Tanah Datar, mediaberantaskriminal.com – ‎Sabudaya untaian kata bermakna “satu ranah budaya”, Nusantara yang beragam  suku, dan kebhinekaan Budaya.

‎Namun tetap dibawah panji Bhineka Tunggal Ika, digenggam erat oleh Burung Garuda. Acara berlangsung di Lapangan Cindua Mato  ( LCM ), dengan aman, nyaman, sukses, meriah, dan tertib, Sabtu (01/11/2025).

“Luhak Nan Tuo Pusek Jalo Pumpunan Ikan” adalah Julukan untuk Kabupaten Tanah Datar, Sumatera Barat, yang berarti pusat atau asal mula kebudayaan Minangkabau.

‎Even sabudaya ini dihadiri  Wakil Gubernur Vasko Ruseimy, Anggota DPRD Provinsi Sumatera Barat,

‎Roni Mulyadi Dt.Bungsu, Direktur Sejarah dan Permuseuman Kementerian Kebudayaan RI. Prof. DR. Agus Mulyana, M.Hum, Kadis Kebudayaan Provinsi Sumatera Barat DR.H.Jefrinal Arifin,  SH.MSi, Kepala Balai Pelestarian Kebudayaan.  ( BPK ) Wilayah III Sumbar Nurmatias, Wakil Bupati Tanah Datar Ahmad Fadly, S.Psi, Ketua DPRD Tanah Datar Anton Yondra, SE, MM,  Forkompimda, Sekda Tanah Datar, dan Ketua GOW Dwinanda, Kadis Parpora Tanah Datar Riswandi, dan undangan lainnya.

‎Satu Ranah Budaya (Sabudaya) ini digelar  (BPK) Wilayah III Sumatera Barat,  menampilkan berbagai Pertunjukan Seni Tradisional Minangkabau, Pameran Budaya, Permainan Tradisional Minangkabau, Tarian, Musik Kontemporer, Silat, Musik Tradisi, dan Bazar UMKM, dan grup musik etnik Minangkabau, Talempong dengan konsep modern oleh Jaguank.

‎Acara dimeriahkan oleh guest star Diva Aurel dikenal dengan,” Tabola Bale ”  seorang putri kelahiran Pabalutan, Kecamatan Rambatan  Kabupaten Tanah Datar.

‎Bupati  Eka Putra, SE, MM, atas nama Pemerintah Daerah dan masyarakat  Tanah Datar,  dihadapan tamu dan undangan serta ribuan penonton yang memadati Lapangan Cindua Mato (LCM), mengapresiasi, dan ungkapkan rasa bangga di jadikan Tanah Datar,  menggelar acara yang luar biasa, bertajuk  ” Sabudaya ” dengan menampikan   berbagai  seni budaya  Minangkabu dan bazar UMKM   oleh Kementerian Kebudayaan RI dihari Kebudayaan Nasional

‎Bupati  Eka Putra, SE, MM,sampaikan ucapan terima kasih.

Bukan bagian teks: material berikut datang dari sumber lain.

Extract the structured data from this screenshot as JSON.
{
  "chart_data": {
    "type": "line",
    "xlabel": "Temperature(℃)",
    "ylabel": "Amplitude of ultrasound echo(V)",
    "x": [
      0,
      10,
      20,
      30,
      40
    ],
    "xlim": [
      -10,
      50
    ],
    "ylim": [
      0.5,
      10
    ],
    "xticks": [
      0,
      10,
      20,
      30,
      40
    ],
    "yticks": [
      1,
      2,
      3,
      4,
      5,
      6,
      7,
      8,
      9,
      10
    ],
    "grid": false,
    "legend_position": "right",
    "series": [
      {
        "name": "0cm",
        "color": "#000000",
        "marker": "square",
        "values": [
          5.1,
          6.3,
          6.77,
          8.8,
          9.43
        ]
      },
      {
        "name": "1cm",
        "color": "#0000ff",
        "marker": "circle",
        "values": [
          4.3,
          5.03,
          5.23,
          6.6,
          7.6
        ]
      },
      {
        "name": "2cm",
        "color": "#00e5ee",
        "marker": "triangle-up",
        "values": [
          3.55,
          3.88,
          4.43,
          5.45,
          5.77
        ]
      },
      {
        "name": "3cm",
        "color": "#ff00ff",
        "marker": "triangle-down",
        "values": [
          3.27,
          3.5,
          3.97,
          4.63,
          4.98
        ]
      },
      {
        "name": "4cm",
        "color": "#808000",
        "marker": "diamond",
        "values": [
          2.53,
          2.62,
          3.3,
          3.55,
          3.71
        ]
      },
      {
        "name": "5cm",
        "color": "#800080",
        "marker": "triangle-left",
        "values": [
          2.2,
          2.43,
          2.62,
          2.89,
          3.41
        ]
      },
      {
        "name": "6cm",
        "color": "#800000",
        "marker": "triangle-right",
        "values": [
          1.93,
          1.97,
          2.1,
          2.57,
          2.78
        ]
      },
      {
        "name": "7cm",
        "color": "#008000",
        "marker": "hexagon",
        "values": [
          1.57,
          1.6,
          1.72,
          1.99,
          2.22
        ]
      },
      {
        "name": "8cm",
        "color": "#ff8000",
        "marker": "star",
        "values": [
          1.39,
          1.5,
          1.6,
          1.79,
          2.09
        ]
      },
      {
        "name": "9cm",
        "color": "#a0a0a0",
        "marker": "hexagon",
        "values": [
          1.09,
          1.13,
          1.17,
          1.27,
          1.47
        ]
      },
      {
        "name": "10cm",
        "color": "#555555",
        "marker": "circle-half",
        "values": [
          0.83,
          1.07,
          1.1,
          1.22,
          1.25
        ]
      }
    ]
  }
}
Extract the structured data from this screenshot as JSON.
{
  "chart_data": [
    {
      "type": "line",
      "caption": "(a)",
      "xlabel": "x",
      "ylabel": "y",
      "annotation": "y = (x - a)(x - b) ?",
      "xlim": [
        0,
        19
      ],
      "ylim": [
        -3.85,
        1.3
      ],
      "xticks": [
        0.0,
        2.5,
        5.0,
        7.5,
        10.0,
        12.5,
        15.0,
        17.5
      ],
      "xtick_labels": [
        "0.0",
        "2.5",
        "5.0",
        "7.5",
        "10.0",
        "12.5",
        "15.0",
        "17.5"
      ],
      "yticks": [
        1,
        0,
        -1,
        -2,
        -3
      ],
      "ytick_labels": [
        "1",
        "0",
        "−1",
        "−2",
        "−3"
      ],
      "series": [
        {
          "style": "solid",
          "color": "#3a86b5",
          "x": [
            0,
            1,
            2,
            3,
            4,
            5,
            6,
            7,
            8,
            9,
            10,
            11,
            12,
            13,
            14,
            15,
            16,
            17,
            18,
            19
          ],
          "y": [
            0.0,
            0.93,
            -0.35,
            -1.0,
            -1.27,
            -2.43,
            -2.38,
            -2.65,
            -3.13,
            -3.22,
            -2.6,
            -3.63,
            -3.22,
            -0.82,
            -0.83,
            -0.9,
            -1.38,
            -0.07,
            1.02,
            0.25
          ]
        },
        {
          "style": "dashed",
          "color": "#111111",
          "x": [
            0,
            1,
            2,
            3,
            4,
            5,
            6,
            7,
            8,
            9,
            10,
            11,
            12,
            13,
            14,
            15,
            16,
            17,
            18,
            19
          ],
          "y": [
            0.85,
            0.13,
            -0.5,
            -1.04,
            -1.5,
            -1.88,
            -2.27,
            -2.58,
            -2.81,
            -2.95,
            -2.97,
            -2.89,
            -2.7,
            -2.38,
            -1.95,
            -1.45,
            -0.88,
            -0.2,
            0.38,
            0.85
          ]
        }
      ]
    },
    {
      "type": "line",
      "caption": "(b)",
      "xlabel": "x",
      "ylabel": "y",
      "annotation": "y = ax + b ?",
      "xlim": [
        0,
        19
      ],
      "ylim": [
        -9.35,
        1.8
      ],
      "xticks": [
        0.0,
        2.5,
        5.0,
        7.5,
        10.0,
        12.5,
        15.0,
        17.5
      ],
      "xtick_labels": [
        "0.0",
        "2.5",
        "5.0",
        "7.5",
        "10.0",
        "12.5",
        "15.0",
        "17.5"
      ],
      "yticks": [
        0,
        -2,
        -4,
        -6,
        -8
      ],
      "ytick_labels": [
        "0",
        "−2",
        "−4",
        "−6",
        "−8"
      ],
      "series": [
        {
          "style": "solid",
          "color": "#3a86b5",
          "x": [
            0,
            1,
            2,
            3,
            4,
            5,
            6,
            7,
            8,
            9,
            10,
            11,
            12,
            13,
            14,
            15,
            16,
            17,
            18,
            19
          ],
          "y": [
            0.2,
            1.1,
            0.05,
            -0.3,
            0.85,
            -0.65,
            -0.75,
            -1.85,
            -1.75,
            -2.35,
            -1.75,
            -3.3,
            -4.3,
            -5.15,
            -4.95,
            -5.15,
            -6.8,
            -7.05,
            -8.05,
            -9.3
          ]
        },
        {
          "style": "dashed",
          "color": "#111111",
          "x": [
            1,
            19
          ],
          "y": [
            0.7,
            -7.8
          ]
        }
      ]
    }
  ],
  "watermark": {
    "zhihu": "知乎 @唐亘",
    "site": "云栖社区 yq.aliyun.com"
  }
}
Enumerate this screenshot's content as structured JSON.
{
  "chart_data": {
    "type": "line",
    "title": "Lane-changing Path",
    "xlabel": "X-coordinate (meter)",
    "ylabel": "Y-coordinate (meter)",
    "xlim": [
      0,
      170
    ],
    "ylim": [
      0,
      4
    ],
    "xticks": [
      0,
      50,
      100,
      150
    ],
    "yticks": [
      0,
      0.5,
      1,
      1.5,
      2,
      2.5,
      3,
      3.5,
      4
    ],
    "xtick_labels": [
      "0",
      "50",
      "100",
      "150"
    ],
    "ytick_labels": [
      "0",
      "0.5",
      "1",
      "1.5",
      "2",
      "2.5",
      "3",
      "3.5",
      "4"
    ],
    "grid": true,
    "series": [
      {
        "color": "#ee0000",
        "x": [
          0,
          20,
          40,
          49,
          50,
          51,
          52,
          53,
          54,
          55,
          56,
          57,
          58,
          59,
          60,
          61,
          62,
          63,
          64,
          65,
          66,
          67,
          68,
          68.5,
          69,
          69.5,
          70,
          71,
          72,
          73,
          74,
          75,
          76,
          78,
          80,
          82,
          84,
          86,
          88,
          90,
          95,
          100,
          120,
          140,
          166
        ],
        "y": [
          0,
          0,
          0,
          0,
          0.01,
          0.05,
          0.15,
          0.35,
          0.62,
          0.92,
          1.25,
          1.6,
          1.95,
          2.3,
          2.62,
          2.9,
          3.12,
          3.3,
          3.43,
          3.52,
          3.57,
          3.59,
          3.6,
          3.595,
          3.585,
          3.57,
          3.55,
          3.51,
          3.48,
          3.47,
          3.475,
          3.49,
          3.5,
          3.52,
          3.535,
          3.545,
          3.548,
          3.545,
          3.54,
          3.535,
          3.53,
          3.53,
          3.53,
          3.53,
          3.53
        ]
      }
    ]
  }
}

‎Pada tahun 1985 yang lalu, Dirjen Kebudayaan Kementerian Pendidikan dan Kebudayaan,Tanah Datar dijuluki Kota Budaya sesuai dengan historis, adat alam Minangkabau, Tanah Datar luhak nan Tuo.

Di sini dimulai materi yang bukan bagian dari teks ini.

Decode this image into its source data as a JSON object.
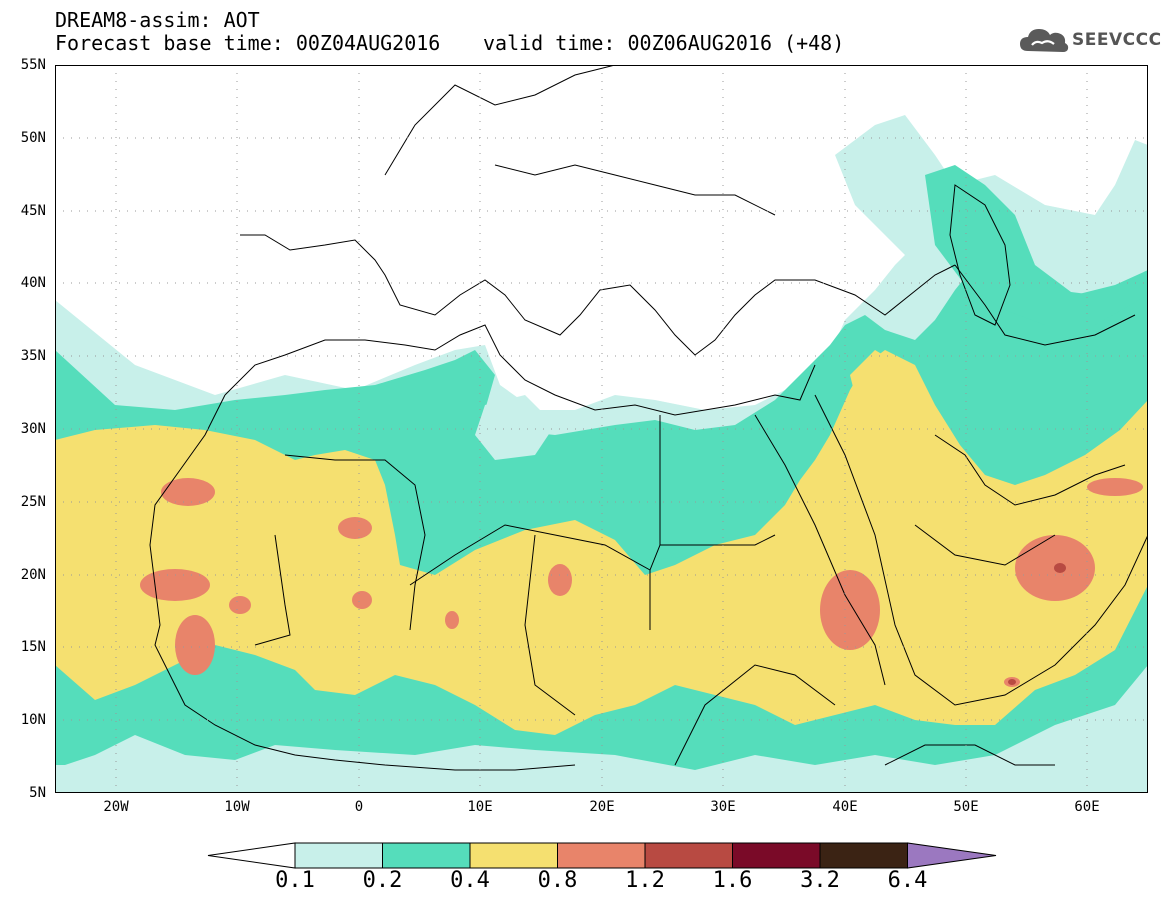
{
  "title": {
    "line1": "DREAM8-assim: AOT",
    "line2": "Forecast base time: 00Z04AUG2016",
    "valid": "valid time: 00Z06AUG2016 (+48)"
  },
  "logo": {
    "text": "SEEVCCC",
    "icon": "cloud-icon"
  },
  "map": {
    "lon_range": [
      -25,
      65
    ],
    "lat_range": [
      5,
      55
    ],
    "grid": "dotted",
    "lat_labels": [
      "55N",
      "50N",
      "45N",
      "40N",
      "35N",
      "30N",
      "25N",
      "20N",
      "15N",
      "10N",
      "5N"
    ],
    "lon_labels": [
      "20W",
      "10W",
      "0",
      "10E",
      "20E",
      "30E",
      "40E",
      "50E",
      "60E"
    ]
  },
  "colorbar": {
    "labels": [
      "0.1",
      "0.2",
      "0.4",
      "0.8",
      "1.2",
      "1.6",
      "3.2",
      "6.4"
    ],
    "colors": [
      "#c8f0ea",
      "#55ddbb",
      "#f5e070",
      "#e8846a",
      "#b84a42",
      "#7a0a28",
      "#3b2314"
    ],
    "over_color": "#9b78c0",
    "under_color": "#ffffff"
  }
}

‎Di Luhak nan Tuo inlsh lahir falsafah Minangkabau ” Adat Basandi Syarak, Syarak Basandi Kitabullah,” indak lakang dek paneh, Indak lapuak dek hujan.

‎Kegiatan Sabudaya, ini tentu akan dapat mendukung, dan memajukan budaya  Minangkabau, di Nusantara, dan dimata dunia.  Kegiatan-kegiatan seni dan kebudayaan akan terus digalakkan di Sumatera Barat, terutama Tanah Datar, Luhak Nan Tuo sebagai pusat kebudayaan di Minangkabau akrab dikenal dengan, pusek jalo pumpunan ikan,” lanjut Bupati.

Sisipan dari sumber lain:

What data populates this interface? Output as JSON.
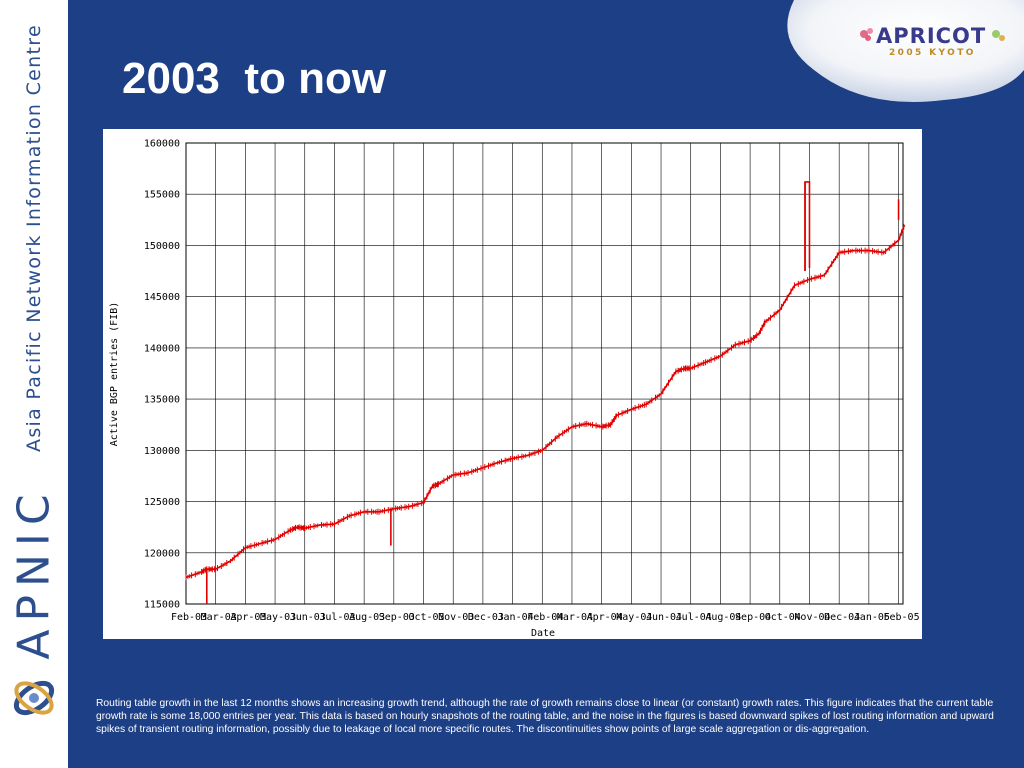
{
  "slide": {
    "title": "2003  to now",
    "caption": "Routing table growth in the last 12 months shows an increasing growth trend, although the rate of growth remains close to linear (or constant) growth rates. This figure indicates that the current table growth rate is some 18,000 entries per year. This data is based on hourly snapshots of the routing table, and the noise in the figures is based downward spikes of lost routing information and upward spikes of transient routing information, possibly due to leakage of local more specific routes. The discontinuities show points of large scale aggregation or dis-aggregation."
  },
  "sidebar": {
    "org_name": "Asia Pacific Network Information Centre",
    "brand": "APNIC"
  },
  "event_logo": {
    "name": "APRICOT",
    "subtitle": "2005 KYOTO"
  },
  "colors": {
    "background": "#1d3f85",
    "series": "#e00000",
    "brand_text": "#2d4f8e"
  },
  "chart_data": {
    "type": "line",
    "xlabel": "Date",
    "ylabel": "Active BGP entries (FIB)",
    "ylim": [
      115000,
      160000
    ],
    "yticks": [
      115000,
      120000,
      125000,
      130000,
      135000,
      140000,
      145000,
      150000,
      155000,
      160000
    ],
    "xticks": [
      "Feb-03",
      "Mar-03",
      "Apr-03",
      "May-03",
      "Jun-03",
      "Jul-03",
      "Aug-03",
      "Sep-03",
      "Oct-03",
      "Nov-03",
      "Dec-03",
      "Jan-04",
      "Feb-04",
      "Mar-04",
      "Apr-04",
      "May-04",
      "Jun-04",
      "Jul-04",
      "Aug-04",
      "Sep-04",
      "Oct-04",
      "Nov-04",
      "Dec-04",
      "Jan-05",
      "Feb-05"
    ],
    "grid": true,
    "legend": "none",
    "series": [
      {
        "x": [
          0,
          0.5,
          0.7,
          1.0,
          1.5,
          2,
          2.5,
          3,
          3.5,
          3.75,
          4.0,
          4.5,
          5,
          5.5,
          6,
          6.5,
          7,
          7.5,
          8,
          8.3,
          8.5,
          9,
          9.5,
          10,
          10.5,
          11,
          11.5,
          12,
          12.5,
          13,
          13.5,
          14,
          14.3,
          14.5,
          15,
          15.5,
          16,
          16.5,
          16.8,
          17,
          17.5,
          18,
          18.5,
          19,
          19.3,
          19.5,
          20,
          20.5,
          21,
          21.5,
          22,
          22.5,
          23,
          23.5,
          24,
          24.2
        ],
        "y": [
          117600,
          118100,
          118400,
          118400,
          119200,
          120500,
          120900,
          121300,
          122200,
          122500,
          122400,
          122700,
          122800,
          123600,
          124000,
          124000,
          124300,
          124500,
          124900,
          126500,
          126700,
          127600,
          127800,
          128300,
          128800,
          129200,
          129500,
          130000,
          131300,
          132300,
          132600,
          132300,
          132500,
          133400,
          134000,
          134500,
          135500,
          137700,
          138000,
          138000,
          138600,
          139200,
          140300,
          140700,
          141400,
          142500,
          143700,
          146100,
          146700,
          147100,
          149300,
          149500,
          149500,
          149300,
          150500,
          152000
        ]
      }
    ],
    "spikes": [
      {
        "x": 0.7,
        "low": 115000,
        "high": 118400
      },
      {
        "x": 6.9,
        "low": 120700,
        "high": 124200
      },
      {
        "x": 20.85,
        "low": 147500,
        "high": 156200
      },
      {
        "x": 24.0,
        "low": 152500,
        "high": 154500
      }
    ]
  }
}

‎Bupati Eka Putra, katakan budaya bukan semata tarian, seni, pakaian, atau upacara adat, melainkan tentang nilai, karakter, dan cara hidup  masyarakat.

‎Oleh sebab itu, mari kita jaga kelestarian budaya, yang sudah berakar di bumi Minangkabau.

‎Kepada kaula muda, sebagai generasi penerus pahami,dalami, dan hayati, apa itu budaya, serta bagaimana hidup berbudaya.

‎Kepala Dinas Kebudayaan Provinsi Sumatera Barat, Jefrinal Arifin dalam sambutannya menyampaikan, Pemerintah Provinsi Sumatera Barat sangat mendukung kegiatan Sabudaya yang digagas BPK Wilayah III Sumbar.

‎Even Sabudaya, di  Tanah Datar Sebagai Luhak Nan Tuo  pusek jalo pumpunan ikan dalam rangka, memeriahkan hari, ” Kebudayaan Nasional ” yang ditetapkan, setiap tanggal 17 Oktober.

‎Direktur Sejarah, dan Pemuseuman, Kementerian Kebudayaan, Agus Mulyana.  Kegiatan ini  sebagai upaya, melestarikan, dan menghidupkan, budaya di Indonesia.

‎Sebelumnya, Kepala BPK Wilayah III Sumbar, Nurmatias sampaikan, Undang-Undang terkait kebudayaan yang namanya cagar budaya, diatur Undang-Undang Nomor 11 Tahun 2010, dan Undang-Undang Nomor 5, Tahun 2017, tentang kemajuan kebudayaan.